Armed with this understanding of random processes in the classical and quantum worlds, we are ready to explore the really big questions in the biological world. First, you can appreciate that the free will absent in the deterministic world of classical laws can be restored thanks to the indeterminism in the quantum world. The only thing we have to explore is to look for quantum signatures in the brain's functioning. Many people have suggested this before, but present-day technology promises experimental verification. We might soon hear fantastic news from people doing quantum biology.

Design in disguise?

Then there is this other question that I wish to talk about. Consider life. There are two dominant theories regarding the emergence of life on this planet. Either we are part of some intelligent design, or life emerged on the planet as an accident, and through random mutations, it evolved into all the life forms we witness today (and sadly, the ones we have eradicated from the planet). Science naturally favors the second view. But most of the people who favor the scientific view do not realize that there is still the possibility of the design in their worldview. This is because we still have to determine if the processes causing mutation in a genome are governed by classical or quantum laws.

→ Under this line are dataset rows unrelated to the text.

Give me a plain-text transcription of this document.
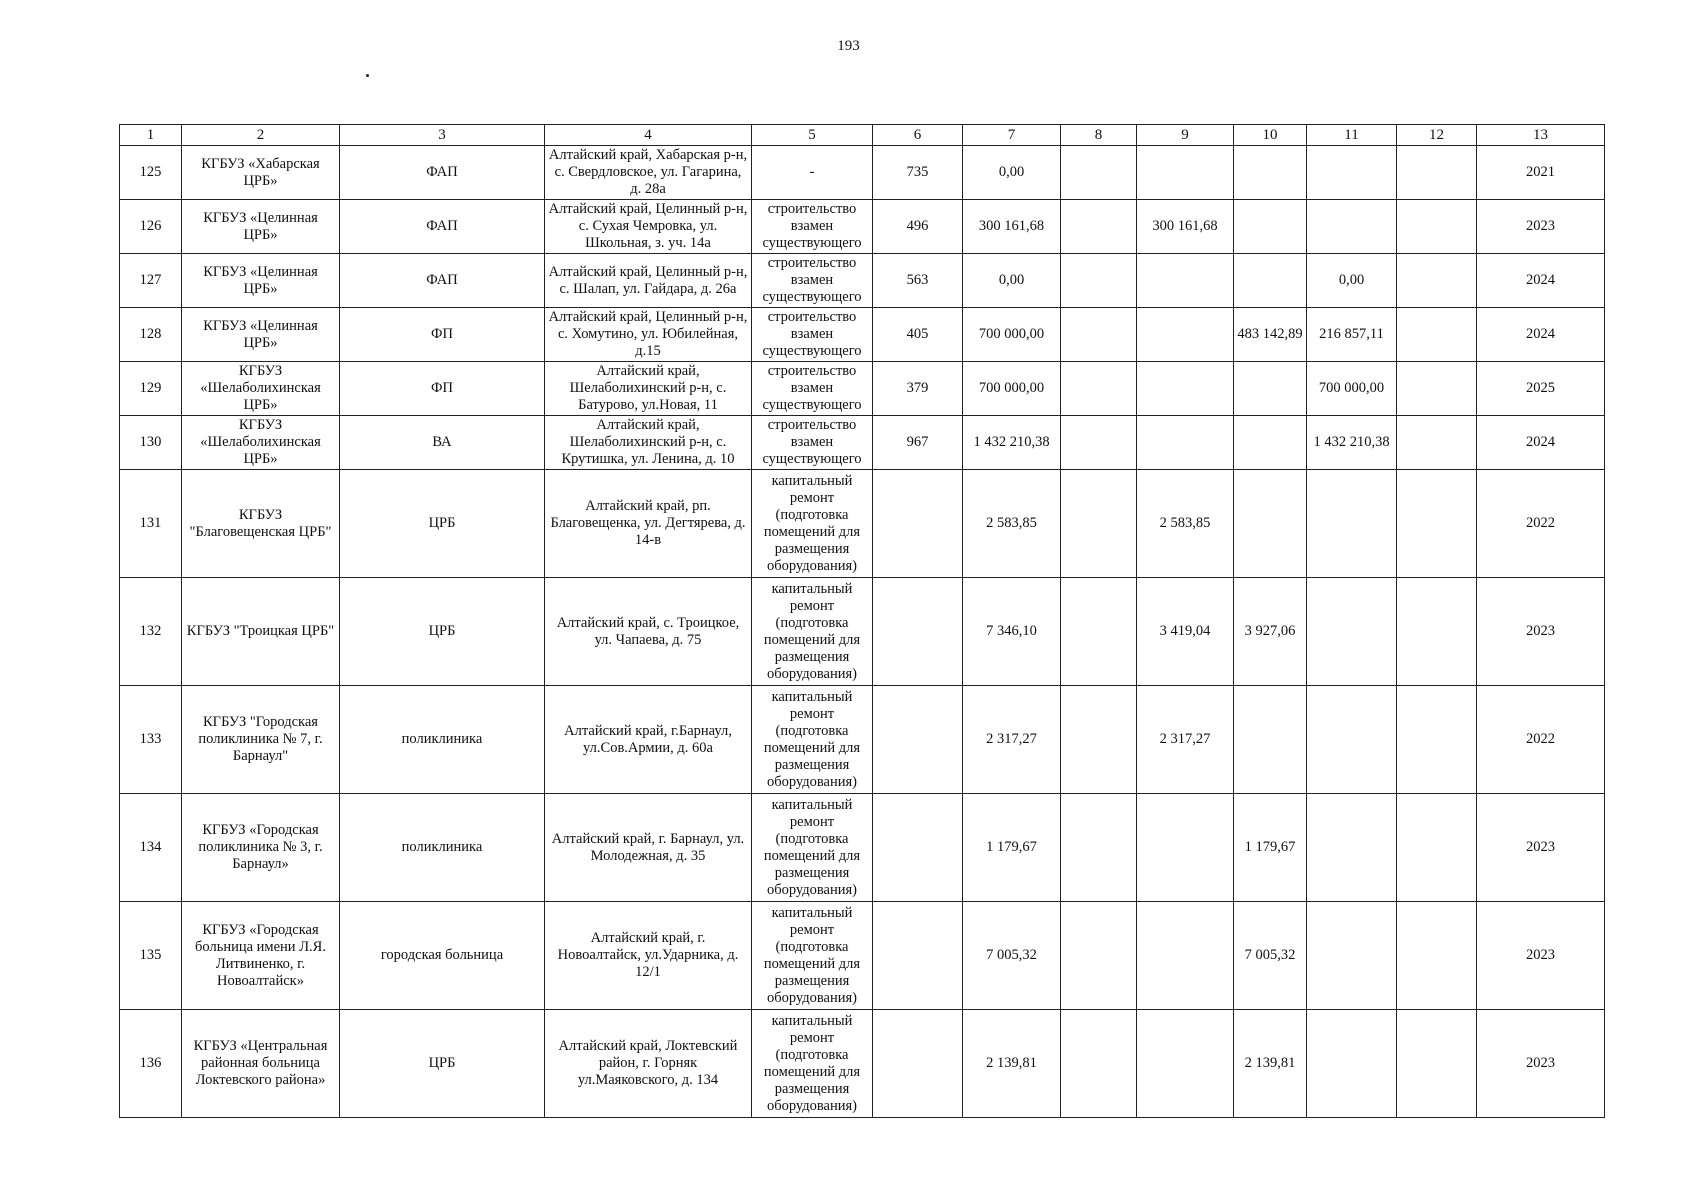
193
1	2	3	4	5	6	7	8	9	10	11	12	13
125	КГБУЗ «Хабарская ЦРБ»	ФАП	Алтайский край, Хабарская р-н, с. Свердловское, ул. Гагарина, д. 28а	-	735	0,00						2021
126	КГБУЗ «Целинная ЦРБ»	ФАП	Алтайский край, Целинный р-н, с. Сухая Чемровка, ул. Школьная, з. уч. 14а	строительство взамен существующего	496	300 161,68		300 161,68				2023
127	КГБУЗ «Целинная ЦРБ»	ФАП	Алтайский край, Целинный р-н, с. Шалап, ул. Гайдара, д. 26а	строительство взамен существующего	563	0,00				0,00		2024
128	КГБУЗ «Целинная ЦРБ»	ФП	Алтайский край, Целинный р-н, с. Хомутино, ул. Юбилейная, д.15	строительство взамен существующего	405	700 000,00			483 142,89	216 857,11		2024
129	КГБУЗ «Шелаболихинская ЦРБ»	ФП	Алтайский край, Шелаболихинский р-н, с. Батурово, ул.Новая, 11	строительство взамен существующего	379	700 000,00				700 000,00		2025
130	КГБУЗ «Шелаболихинская ЦРБ»	ВА	Алтайский край, Шелаболихинский р-н, с. Крутишка, ул. Ленина, д. 10	строительство взамен существующего	967	1 432 210,38				1 432 210,38		2024
131	КГБУЗ "Благовещенская ЦРБ"	ЦРБ	Алтайский край, рп. Благовещенка, ул. Дегтярева, д. 14-в	капитальный ремонт (подготовка помещений для размещения оборудования)		2 583,85		2 583,85				2022
132	КГБУЗ "Троицкая ЦРБ"	ЦРБ	Алтайский край, с. Троицкое, ул. Чапаева, д. 75	капитальный ремонт (подготовка помещений для размещения оборудования)		7 346,10		3 419,04	3 927,06			2023
133	КГБУЗ "Городская поликлиника № 7, г. Барнаул"	поликлиника	Алтайский край, г.Барнаул, ул.Сов.Армии, д. 60а	капитальный ремонт (подготовка помещений для размещения оборудования)		2 317,27		2 317,27				2022
134	КГБУЗ «Городская поликлиника № 3, г. Барнаул»	поликлиника	Алтайский край, г. Барнаул, ул. Молодежная, д. 35	капитальный ремонт (подготовка помещений для размещения оборудования)		1 179,67			1 179,67			2023
135	КГБУЗ «Городская больница имени Л.Я. Литвиненко, г. Новоалтайск»	городская больница	Алтайский край, г. Новоалтайск, ул.Ударника, д. 12/1	капитальный ремонт (подготовка помещений для размещения оборудования)		7 005,32			7 005,32			2023
136	КГБУЗ «Центральная районная больница Локтевского района»	ЦРБ	Алтайский край, Локтевский район, г. Горняк ул.Маяковского, д. 134	капитальный ремонт (подготовка помещений для размещения оборудования)		2 139,81			2 139,81			2023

If classical laws can satisfactorily model these mutations, then these are not random. These are deterministic processes for which the information, aka design, was already present.


Whether someone had that information (The almighty God?) or not is a separate question and can be subjectively answered. What can be objectively ascertained is that a design was available. This is a unique perspective on the natural selection vs. intelligent design debate that a physicist offers. More research in quantum biology and exploration of quantum signatures in genetic mutations will tell if we are part of a design or result of truly random accidents.


Quantum biology will reveal if we are designed.


Lastly, I wish to propose an experiment to explore the thought processes as I promised. With some patience and a lot of courage, you can easily do this experiment at home. Take a piece of paper and write a few random numbers on it. Fold the paper and put it in a box. Put the box aside. Now, wait for a couple of weeks. Meanwhile, do not try to recall the numbers you have written. Obviously, do not open the box. After a couple of weeks, take another piece of paper, again write a few random numbers on it, and put it in the same box. Again wait for a couple of weeks and repeat. Over an extended period of time (say a year or six months), you would have a lot of folded papers in the box.


Now open the box and look at all the random numbers you have written over time. Are they all random? Are there some favorite random numbers? Are there patterns? Is there a design?